Not Everyone is A Customer…or A Client
Saturday, March 1st, 2008I was talking with a fellow laborer in the creative services field the other day who was lamenting the “loss” of a project. It seems that he had a long-standing relationship with a client that who had recently hired a self-described marketing expert. Apparently this newly hired marketing guru – let’s call him Bluster, came with a mandate to bring “fresh ideas.” One of Bluster’s fresh ideas was that he could get the same services that my friend had been satisfactorily supplying for much less money.
Whoa! Bluster saves money and therefore justifies his fees. Well, maybe. It turns out that the lower-cost services the Bluster was promoting weren’t exactly equivalent to those my friend had been providing. In fact, they weren’t even in the same league. But…they were cheaper.
Of course, you can always get almost anything cheaper, especially if the difference between the costlier thing and the cheaper thing is insignificant to you, which gets to the point of my friend’s plaint. When he pointed out to the client who had hired Bluster that Bluster’s cheaper alternative provided services that were significantly inferior to those he provided, the client agreed! What dismayed my friend was that the client didn’t care.
Yes Sir, yet another case where cheap triumphs over good. But, since I wrote about that last time, my point this time is slightly different. I think my friend’s client – though he had bought my friend’s services for years – wasn’t truly a client. How can that be? I maintain that he wasn’t my friend’s client because he didn’t really value the quality of the service my friend was providing. Sooner or later he would have been gone.
My friend’s relationship with his now ex-client was based on something other than a true appreciation of my friend’s abilities, knowledge and professional acumen. Perhaps it was friendship, or merely that the client didn’t feel like looking elsewhere until Bluster heaved in the door. Whatever the relationship was based on it wasn’t rooted on the client’s need for and appreciation of my friend’s value.
Put another way: you can’t lose what you don’t really have.
For a lot of businesses – particularly those engaged in full-tilt warfare with their competitor (real and perceived) – the idea that there are people or businesses that aren’t suited to be their customers is rank heresy. A number of years ago I did some work for a company that was frantic to grow and felt that they weren’t getting their fair share of clients. Yet, when I did some customer research I discovered that they had a fantastic success rate with new business and virtually all of their proposals resulted in new clients. Of course some prospects took longer than others to sign up due to fiscal budgets and such. Interestingly, the company I was working for saw these prospects as new business “failures.” After I completed the research I came back to the company and reported that they probably had their “market share” and then some. They didn’t want to hear it.

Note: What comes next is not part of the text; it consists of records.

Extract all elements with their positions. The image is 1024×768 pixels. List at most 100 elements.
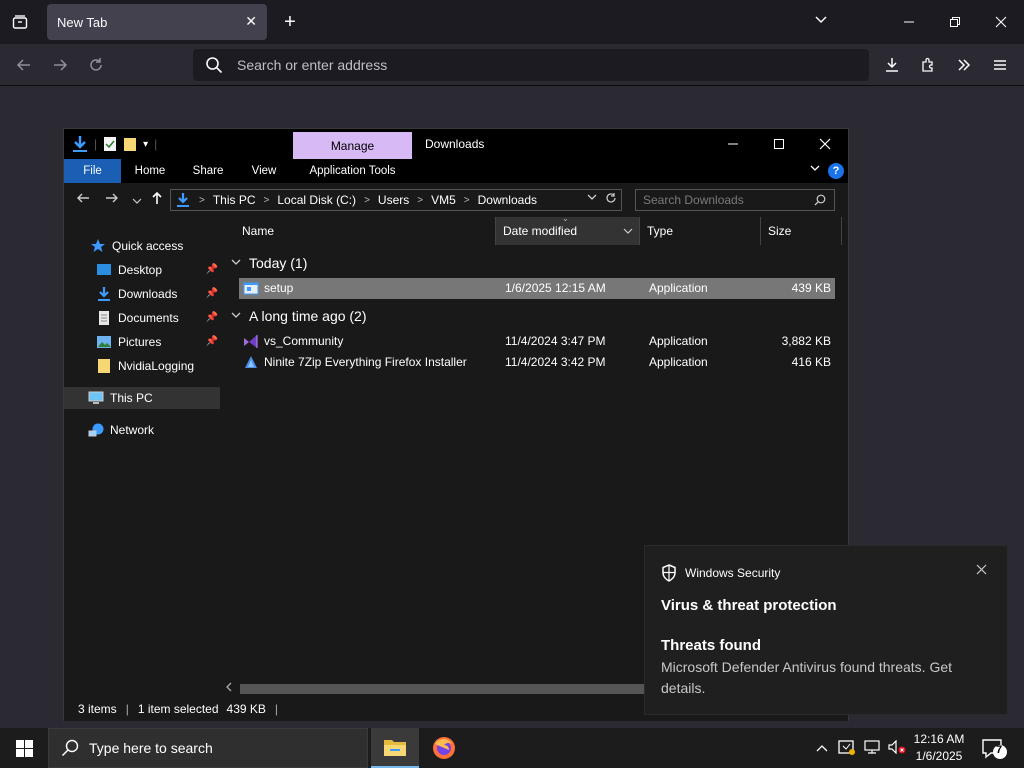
browser-close-button[interactable] — [978, 0, 1024, 44]
nav-item-nvidialogging[interactable]: NvidiaLogging — [64, 355, 220, 377]
nav-item-downloads[interactable]: Downloads 📌 — [64, 283, 220, 305]
address-bar[interactable] — [193, 49, 869, 81]
breadcrumb-downloads[interactable]: Downloads — [478, 193, 537, 207]
taskbar-search[interactable] — [48, 728, 368, 768]
explorer-address-bar[interactable]: > This PC > Local Disk (C:) > Users > VM… — [170, 189, 622, 211]
taskbar-file-explorer[interactable] — [371, 728, 419, 768]
menu-button[interactable] — [987, 52, 1013, 78]
tab-close-icon[interactable]: ✕ — [245, 13, 257, 30]
breadcrumb-vm5[interactable]: VM5 — [431, 193, 456, 207]
explorer-close-button[interactable] — [802, 129, 848, 159]
ribbon-tab-view[interactable]: View — [238, 159, 290, 183]
network-status-icon[interactable] — [864, 739, 880, 757]
file-row-ninite-installer[interactable]: Ninite 7Zip Everything Firefox Installer… — [239, 352, 835, 373]
nav-label: Quick access — [112, 239, 184, 253]
url-input[interactable] — [237, 57, 817, 73]
help-icon[interactable]: ? — [828, 163, 844, 179]
breadcrumb-local-disk[interactable]: Local Disk (C:) — [277, 193, 356, 207]
ribbon-tab-share[interactable]: Share — [182, 159, 234, 183]
puzzle-icon — [922, 57, 933, 72]
nav-item-network[interactable]: Network — [64, 419, 220, 441]
nav-item-quick-access[interactable]: Quick access — [64, 235, 220, 257]
explorer-back-icon[interactable] — [76, 191, 90, 207]
nav-item-this-pc[interactable]: This PC — [64, 387, 220, 409]
ribbon-tab-home[interactable]: Home — [124, 159, 176, 183]
nav-item-documents[interactable]: Documents 📌 — [64, 307, 220, 329]
security-notification-toast[interactable]: Windows Security Virus & threat protecti… — [644, 545, 1008, 715]
nav-label: Pictures — [118, 335, 162, 349]
up-level-icon[interactable] — [151, 191, 163, 208]
ribbon-tab-manage[interactable]: Manage — [293, 132, 412, 159]
browser-tabbar: New Tab ✕ + — [0, 0, 1024, 44]
browser-restore-button[interactable] — [932, 0, 978, 44]
column-dropdown-icon[interactable] — [623, 224, 633, 238]
show-hidden-icons-icon[interactable] — [816, 741, 828, 755]
customize-qa-icon[interactable]: ▾ — [143, 139, 148, 150]
security-warning-icon[interactable] — [838, 739, 856, 758]
breadcrumb-separator-icon: > — [364, 194, 370, 206]
column-header-size[interactable]: Size — [761, 217, 841, 245]
toast-close-button[interactable] — [976, 562, 987, 578]
refresh-icon[interactable] — [605, 192, 617, 207]
nav-label: NvidiaLogging — [118, 359, 195, 373]
expand-ribbon-icon[interactable] — [810, 163, 820, 175]
file-name: vs_Community — [264, 334, 344, 348]
pictures-icon — [97, 336, 111, 348]
breadcrumb-this-pc[interactable]: This PC — [213, 193, 256, 207]
star-icon — [91, 239, 105, 252]
breadcrumb-users[interactable]: Users — [378, 193, 409, 207]
group-header-long-time-ago[interactable]: A long time ago (2) — [231, 308, 367, 324]
nav-item-pictures[interactable]: Pictures 📌 — [64, 331, 220, 353]
tab-new-tab[interactable]: New Tab ✕ — [47, 4, 267, 40]
taskbar: 12:16 AM 1/6/2025 7 — [0, 728, 1024, 768]
maximize-icon — [774, 139, 784, 149]
address-dropdown-icon[interactable] — [587, 192, 597, 204]
firefox-view-button[interactable] — [8, 10, 32, 34]
new-folder-icon[interactable] — [123, 136, 137, 152]
file-row-setup[interactable]: setup 1/6/2025 12:15 AM Application 439 … — [239, 278, 835, 299]
close-icon — [819, 138, 831, 150]
ribbon-tab-file[interactable]: File — [64, 159, 121, 183]
download-folder-icon — [73, 136, 87, 152]
system-tray — [816, 728, 906, 768]
download-icon — [886, 58, 898, 72]
forward-button[interactable] — [47, 52, 73, 78]
downloads-button[interactable] — [879, 52, 905, 78]
explorer-minimize-button[interactable] — [710, 129, 756, 159]
visual-studio-icon — [244, 335, 258, 348]
column-header-name[interactable]: Name — [235, 217, 495, 245]
extensions-button[interactable] — [915, 52, 941, 78]
start-button[interactable] — [0, 728, 48, 768]
clock-date: 1/6/2025 — [915, 749, 963, 763]
taskbar-search-input[interactable] — [89, 740, 349, 756]
column-header-type[interactable]: Type — [640, 217, 760, 245]
hamburger-icon — [994, 60, 1006, 70]
explorer-search-input[interactable] — [636, 193, 806, 207]
application-icon — [243, 282, 259, 295]
explorer-forward-icon[interactable] — [105, 191, 119, 207]
column-header-label: Date modified — [503, 224, 578, 238]
explorer-maximize-button[interactable] — [756, 129, 802, 159]
taskbar-firefox[interactable] — [420, 728, 468, 768]
overflow-button[interactable] — [951, 52, 977, 78]
nav-label: Desktop — [118, 263, 163, 277]
action-center-button[interactable]: 7 — [982, 738, 1008, 765]
browser-minimize-button[interactable] — [886, 0, 932, 44]
properties-icon[interactable] — [103, 136, 117, 152]
group-header-today[interactable]: Today (1) — [231, 255, 307, 271]
column-header-date-modified[interactable]: Date modified ⌄ — [496, 214, 639, 245]
new-tab-button[interactable]: + — [278, 10, 302, 34]
ribbon-tab-application-tools[interactable]: Application Tools — [293, 159, 412, 183]
nav-item-desktop[interactable]: Desktop 📌 — [64, 259, 220, 281]
collapse-chevron-icon — [231, 311, 241, 322]
taskbar-clock[interactable]: 12:16 AM 1/6/2025 — [900, 731, 978, 765]
file-name: Ninite 7Zip Everything Firefox Installer — [264, 355, 467, 369]
list-all-tabs-icon[interactable] — [814, 12, 828, 28]
explorer-search-box[interactable] — [635, 189, 835, 211]
scroll-left-icon[interactable] — [226, 682, 232, 695]
reload-icon — [90, 58, 102, 71]
reload-button[interactable] — [83, 52, 109, 78]
recent-locations-icon[interactable] — [132, 192, 142, 208]
file-row-vs-community[interactable]: vs_Community 11/4/2024 3:47 PM Applicati… — [239, 331, 835, 352]
back-button[interactable] — [11, 52, 37, 78]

The truth is that no product, or business, is ideal for everyone. I think this is a good thing because it means that there is always an opportunity for someone to start a new business or enterprise in almost any category of endeavor. For reasons to numerous to mention, there are plenty of folks who are on the lookout for something that better suits their needs. After all this America – a country that was founded on the idea that something better is just over the horizon. The flip side is that you have to be savvy enough to know when you’ve found it.
This last point requires a quality that seems to be increasingly rare these days: appreciating and being satisfied with what you have. That’s why a business model based mainly on growth is doomed to fail. Soon or later you’re going to run out of customers. Personally, I think it’s better to great than huge. I also think it’s impossible to be both. There is only so much talent to go around, and only so much time that the “talent” has to devote to solving a problem or serving a client.
The 19th and early 20th Centuries saw mass production beat out “hand-crafted.” Yes, mass production meant that more people could enjoy goods that were previously limited to a few, but the goods weren’t equivalent. One consequence was that connoisseurs rose up to defend and hopefully preserve genuine quality.
Back to my friend’s plight. His once-upon-a-time client wasn’t a connoisseur. In the end, what he truly valued was price, not quality. Maybe when the consequences of Bluster’s misguided recommendations come home to roost, my friend will get his client back. I doubt it. Better that my friend seek out people with a true appreciation of all that he has to offer because those who genuinely value his quality will be much less likely to wooed away by a cheap imitation.